Mark recently posted..Olive Garden Coupons
This sounds interesting … and your have GUTS!!! … waiting to read the rest!
♡ from © tanvii.com
Tanvi,
You are awesome honey, thanks for the encouragements 🙂
wow wow wow! Sahi hai .. liked the first part .. absolutely enjoyed the second part and now waiting for the third 🙂
Kankana recently posted..Thandai – Spicy Almond Milk
Kankana,
Thanks for the encouragement dear. It was an emotional and rather a very difficult post to write. But I am all about being totally fair to my readers by sharing personal glimpses into our lives. Hopefully these tips would help any couple who plans to “elope”. Not to encourage, just knowledge sharing and some tips to ponder before taking this route 🙂
this is sweet (absolutely) but i still have my reservations for online love stories…
will wait for the next part 🙂
Sakhi,
Thank you. I can understand and relate to your reservations for online love stories. Till date, It is still unbelievable that we actually experienced it. I know, what was I thinking, right? Guess, love is blind and deaf at times 😉
I am glad that you are happy and you being deaf and dumb (of course by being in love) has paid 🙂
glad for you 🙂
Sakhi recently posted..My travel companions 🙂
Sakhi,
Thanks dear, and we are glad everything has worked out for the best for us both 🙂
I’m glad you’re sharing your beautiful story with us…. thank you!
Holli recently posted..31/52 Project
Holli,
You are welcome honey – and I am glad y’all are reading our love story 🙂
I had an arranged marriage! So no drama there. But I’m thoroughly enjoying reading your marriage posts!
Gayatri,
I would love to read an arranged marriage story for a change. We should compare notes 😀 I am glad you are enjoying our marriage stories.
Kiran, your story is so similar to ours, differences in culture, angry fathers, and even online romance! I am so glad it worked out for you (it did for me, too, and my father loves my husband now!)
As a parent, I understand our fathers, and I regret some things I had said:(
Thanks for sharing your story (and yes, i also know the word “kismet” – we use it a lot, as this part of Europe was under the Turkish Ottoman rule foe centuries)!

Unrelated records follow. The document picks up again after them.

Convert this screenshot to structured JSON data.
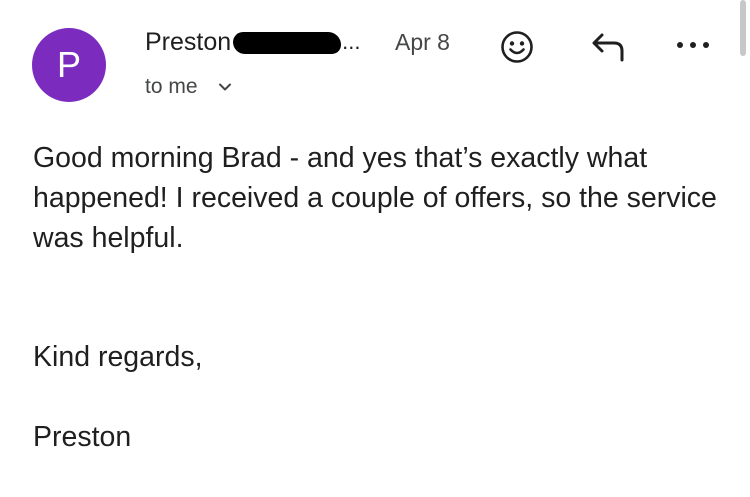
{
  "header": {
    "avatar_initial": "P",
    "avatar_color": "#7b2cbf",
    "sender_name": "Preston",
    "sender_truncation": "...",
    "date": "Apr 8",
    "recipient": "to me"
  },
  "actions": {
    "emoji_icon": "smiley-face-icon",
    "reply_icon": "reply-arrow-icon",
    "more_icon": "more-dots-icon",
    "recipient_chevron_icon": "chevron-down-icon"
  },
  "message": {
    "body": "Good morning Brad - and yes that’s exactly what happened! I received a couple of offers, so the service was helpful.",
    "closing": "Kind regards,",
    "signature": "Preston"
  },
  "colors": {
    "text": "#1f1f1f",
    "secondary_text": "#444746",
    "background": "#ffffff"
  }
}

Lana recently posted..The Center of the Universe
Lana,
I am so glad many shared similar love story as ours. Happy ending is always the icing on a cake 🙂
Now that’s what I call, an amazing Love story 🙂 I went through the first and second part and it’s just so clear and refreshing. Being an Indian I realize how difficult it would have been for you to go through all this but you managed it with perfection. You are lucky to have found your Soul mate. Hope I will find mine someday 😉 Wish you a very happy and wonderful life ahead….
Gurtej Singh Oberoi,
Welcome to Chatterbox and thanks for those lovely words of compliments. It surely made my day to read about how my posts has some connection with every one else’s life stories 🙂 My blessings are always with you and hope you would find your soul mate, soon 🙂
Hey there! I enjoyed going through your blog and wow, don’t we have a similar story to share. Am also a Malaysian at heart and had a intercultural and inter religious marriage and we are happily settled in Switzerland where Alex is originally from. Though, Alex amd I met first in Bali and then kept in touch through the internet. The rest as they say is history!
Faiza Brunner recently posted..Autumn in Lake Como
Faiza,
Welcome to Chatterbox and thanks for the lovely comments 🙂 I am so glad me and Tarun share similar love story and adventures with so many people from around the world!